In November 2022, Borremans' book As Sweet as It Gets (2014) was featured in the background of an advertising image from the fashion brand Balenciaga. The image was part of a campaign that drew heavy criticism for material in other images alluding to the sexualisation of children. The inclusion of Borremans' book led to many people on Twitter creating connections between the campaign and Borremans' works, and criticising his paintings, such as the series Fire from the Sun (2018), which show blood-covered toddlers playing in fire and what appear to be human limbs.

==Exhibitions and projects==
In 2011, Borremans' work was the subject of a solo exhibition, titled Eating the Beard, which was first on view at Württembergischer Kunstverein Stuttgart in Germany and traveled to Műcsarnok Kunsthalle, Budapest, and Kunsthalle Helsinki in Finland. In 2010, he had a solo exhibition at the Kunstnernes Hus in Oslo, and in 2009, he had a solo show at the Kestnergesellschaft in Hanover, Germany
In 2007, he had a solo show at gallery De Appel in Amsterdam, focusing on his cinematic works. In 2005, he had a one-person exhibition of paintings and drawings at the Stedelijk Museum voor Actuele Kunst (S.M.A.K.), Ghent. The paintings then traveled to Parasol unit foundation for contemporary art, London, and The Royal Hibernian Academy, Dublin, while the drawings traveled to the Cleveland Museum of Art in Ohio.
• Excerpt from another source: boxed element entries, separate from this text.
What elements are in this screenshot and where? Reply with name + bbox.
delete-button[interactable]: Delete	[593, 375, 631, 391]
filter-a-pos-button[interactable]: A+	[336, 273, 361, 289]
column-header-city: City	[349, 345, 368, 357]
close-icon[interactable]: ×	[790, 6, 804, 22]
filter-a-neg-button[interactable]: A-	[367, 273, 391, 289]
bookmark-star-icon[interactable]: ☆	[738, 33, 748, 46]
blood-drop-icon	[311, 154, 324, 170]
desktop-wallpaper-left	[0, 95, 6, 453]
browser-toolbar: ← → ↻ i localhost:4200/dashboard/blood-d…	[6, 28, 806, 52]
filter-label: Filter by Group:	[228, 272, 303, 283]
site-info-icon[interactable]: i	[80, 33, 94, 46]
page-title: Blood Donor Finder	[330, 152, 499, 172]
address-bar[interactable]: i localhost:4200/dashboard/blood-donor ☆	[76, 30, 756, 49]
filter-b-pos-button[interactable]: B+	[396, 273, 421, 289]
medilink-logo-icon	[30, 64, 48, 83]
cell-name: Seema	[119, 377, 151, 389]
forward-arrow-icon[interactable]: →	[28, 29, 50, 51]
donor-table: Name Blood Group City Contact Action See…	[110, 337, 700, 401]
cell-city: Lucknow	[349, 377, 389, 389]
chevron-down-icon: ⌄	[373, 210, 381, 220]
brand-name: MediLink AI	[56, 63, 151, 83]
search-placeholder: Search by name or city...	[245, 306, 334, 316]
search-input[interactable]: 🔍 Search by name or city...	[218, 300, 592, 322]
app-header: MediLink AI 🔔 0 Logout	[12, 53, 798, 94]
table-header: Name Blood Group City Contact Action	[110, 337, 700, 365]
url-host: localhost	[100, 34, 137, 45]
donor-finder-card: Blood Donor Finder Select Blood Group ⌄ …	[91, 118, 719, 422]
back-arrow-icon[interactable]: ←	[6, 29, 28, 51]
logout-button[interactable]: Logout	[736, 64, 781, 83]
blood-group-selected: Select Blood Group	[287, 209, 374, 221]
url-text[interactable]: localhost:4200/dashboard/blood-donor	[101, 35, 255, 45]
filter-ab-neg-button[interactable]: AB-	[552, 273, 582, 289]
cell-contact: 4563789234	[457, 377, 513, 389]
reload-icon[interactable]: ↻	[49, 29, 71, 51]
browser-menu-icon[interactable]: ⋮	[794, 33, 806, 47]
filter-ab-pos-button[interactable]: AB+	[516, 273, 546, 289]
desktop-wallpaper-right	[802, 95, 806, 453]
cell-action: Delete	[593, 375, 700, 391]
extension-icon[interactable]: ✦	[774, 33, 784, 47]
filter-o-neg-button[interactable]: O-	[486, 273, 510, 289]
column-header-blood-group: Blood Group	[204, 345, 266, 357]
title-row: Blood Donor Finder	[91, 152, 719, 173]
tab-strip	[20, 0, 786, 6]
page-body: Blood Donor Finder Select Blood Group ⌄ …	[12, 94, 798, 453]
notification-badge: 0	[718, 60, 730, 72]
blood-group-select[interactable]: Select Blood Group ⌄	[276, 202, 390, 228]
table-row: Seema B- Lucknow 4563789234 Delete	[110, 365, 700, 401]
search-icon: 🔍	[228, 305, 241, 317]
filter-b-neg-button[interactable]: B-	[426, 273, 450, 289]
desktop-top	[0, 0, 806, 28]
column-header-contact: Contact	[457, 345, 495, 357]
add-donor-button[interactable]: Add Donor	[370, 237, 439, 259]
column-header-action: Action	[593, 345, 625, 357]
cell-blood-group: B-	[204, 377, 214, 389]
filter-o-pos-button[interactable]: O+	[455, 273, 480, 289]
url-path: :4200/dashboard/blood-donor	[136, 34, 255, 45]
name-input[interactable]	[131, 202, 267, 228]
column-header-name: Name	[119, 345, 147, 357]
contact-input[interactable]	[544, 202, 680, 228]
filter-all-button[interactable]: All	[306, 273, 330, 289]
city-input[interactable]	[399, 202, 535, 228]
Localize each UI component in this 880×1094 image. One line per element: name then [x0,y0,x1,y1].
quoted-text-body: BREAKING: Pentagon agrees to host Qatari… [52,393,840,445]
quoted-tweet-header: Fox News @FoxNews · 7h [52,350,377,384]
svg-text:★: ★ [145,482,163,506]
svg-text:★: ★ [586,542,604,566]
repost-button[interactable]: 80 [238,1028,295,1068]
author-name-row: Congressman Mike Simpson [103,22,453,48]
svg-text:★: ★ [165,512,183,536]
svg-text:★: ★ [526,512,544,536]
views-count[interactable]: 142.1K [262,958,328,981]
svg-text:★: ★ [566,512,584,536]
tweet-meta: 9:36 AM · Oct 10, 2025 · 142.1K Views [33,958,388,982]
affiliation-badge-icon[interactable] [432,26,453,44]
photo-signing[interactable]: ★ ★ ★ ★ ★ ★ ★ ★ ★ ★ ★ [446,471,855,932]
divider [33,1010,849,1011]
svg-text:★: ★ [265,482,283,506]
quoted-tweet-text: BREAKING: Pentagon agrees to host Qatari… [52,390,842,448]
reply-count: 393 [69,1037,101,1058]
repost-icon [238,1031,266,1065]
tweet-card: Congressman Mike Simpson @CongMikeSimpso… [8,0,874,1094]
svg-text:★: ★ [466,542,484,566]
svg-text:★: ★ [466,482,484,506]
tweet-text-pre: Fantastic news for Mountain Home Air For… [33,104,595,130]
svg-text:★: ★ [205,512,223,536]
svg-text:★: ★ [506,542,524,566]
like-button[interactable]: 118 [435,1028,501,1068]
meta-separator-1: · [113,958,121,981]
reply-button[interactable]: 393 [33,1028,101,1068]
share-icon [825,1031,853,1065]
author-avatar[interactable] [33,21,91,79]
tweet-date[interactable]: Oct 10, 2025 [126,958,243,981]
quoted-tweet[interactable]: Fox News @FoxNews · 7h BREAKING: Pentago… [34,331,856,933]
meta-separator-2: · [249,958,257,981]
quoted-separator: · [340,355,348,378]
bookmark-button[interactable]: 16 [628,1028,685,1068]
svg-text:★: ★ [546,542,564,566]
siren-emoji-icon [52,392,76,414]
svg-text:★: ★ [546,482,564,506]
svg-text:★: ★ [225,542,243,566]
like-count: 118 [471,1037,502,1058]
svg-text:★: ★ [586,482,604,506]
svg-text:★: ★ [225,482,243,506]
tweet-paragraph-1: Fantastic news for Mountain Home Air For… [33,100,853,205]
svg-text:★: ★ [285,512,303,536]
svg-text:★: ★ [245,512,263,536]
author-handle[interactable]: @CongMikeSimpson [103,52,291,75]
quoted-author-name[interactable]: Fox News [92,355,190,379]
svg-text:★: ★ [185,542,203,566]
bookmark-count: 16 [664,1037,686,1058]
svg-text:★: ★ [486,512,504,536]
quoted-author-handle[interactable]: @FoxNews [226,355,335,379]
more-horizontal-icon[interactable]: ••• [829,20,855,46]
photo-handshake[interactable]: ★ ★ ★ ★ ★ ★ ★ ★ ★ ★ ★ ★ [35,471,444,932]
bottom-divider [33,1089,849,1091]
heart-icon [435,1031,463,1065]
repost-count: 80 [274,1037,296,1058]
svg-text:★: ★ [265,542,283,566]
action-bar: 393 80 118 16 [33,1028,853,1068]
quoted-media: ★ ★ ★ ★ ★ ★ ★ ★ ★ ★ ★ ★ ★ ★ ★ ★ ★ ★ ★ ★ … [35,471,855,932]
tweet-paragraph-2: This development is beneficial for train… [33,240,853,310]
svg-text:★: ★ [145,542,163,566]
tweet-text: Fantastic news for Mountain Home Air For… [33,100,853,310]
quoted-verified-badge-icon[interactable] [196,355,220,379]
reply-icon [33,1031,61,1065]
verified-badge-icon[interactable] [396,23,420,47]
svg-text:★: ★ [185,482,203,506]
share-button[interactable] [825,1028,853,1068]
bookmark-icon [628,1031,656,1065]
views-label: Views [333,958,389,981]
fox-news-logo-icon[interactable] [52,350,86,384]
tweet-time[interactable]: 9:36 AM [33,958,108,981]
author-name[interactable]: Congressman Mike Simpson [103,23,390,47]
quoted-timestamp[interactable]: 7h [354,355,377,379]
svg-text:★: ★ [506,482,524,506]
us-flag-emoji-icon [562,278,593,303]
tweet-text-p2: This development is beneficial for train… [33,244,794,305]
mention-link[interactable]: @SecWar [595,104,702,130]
Other solo exhibitions include La maison rouge, Paris (2006); Kunsthalle Bremerhaven, Bremerhaven, Germany; and the Museum für Gegenwartskunst, Basel, Switzerland (both 2004). In 2004, he participated in Manifesta 5, The European Biennial of Contemporary Art.

Michaël Borremans: Fixture, was presented at the Centro de Arte Contemporáneo de Málaga in 2015–2016. A major museum survey, Michaël Borremans: As sweet as it gets, which included one hundred works from the past two decades, was on view at the Palais des Beaux-Arts in Brussels in 2014. The exhibition traveled later in the year to the Tel Aviv Museum of Art, followed by the Dallas Museum of Art in 2015. Michaël Borremans: The Advantage, the artist's first museum solo show in Japan, was also on view in 2014 at the Hara Museum of Contemporary Art, Tokyo.

In 2018, Borremans had a solo exhibition in Hong Kong titled Fire from the Sun. The gallery, David Zwirner, described the works as featuring "toddlers engaged in playful but mysterious acts with sinister overtones and insinuations of violence." In her review, Kartya Tylevich said, "The children are all light-skinned Sistine-style cherubs, sometimes covered in blood. The children do not appear to be distressed or disturbed (though some viewers at the gallery may be)."

==Art market==
Borremans is the most expensive living Belgian painter in the art market. His highest selling painting was Girl with Duck (2011), which sold for £2,045,000 ($3,165,660), at Sotheby's London, on 15 October 2015.

==Other activities==
In 2024, Borremans starred in Luca Guadagnino‘s Queer.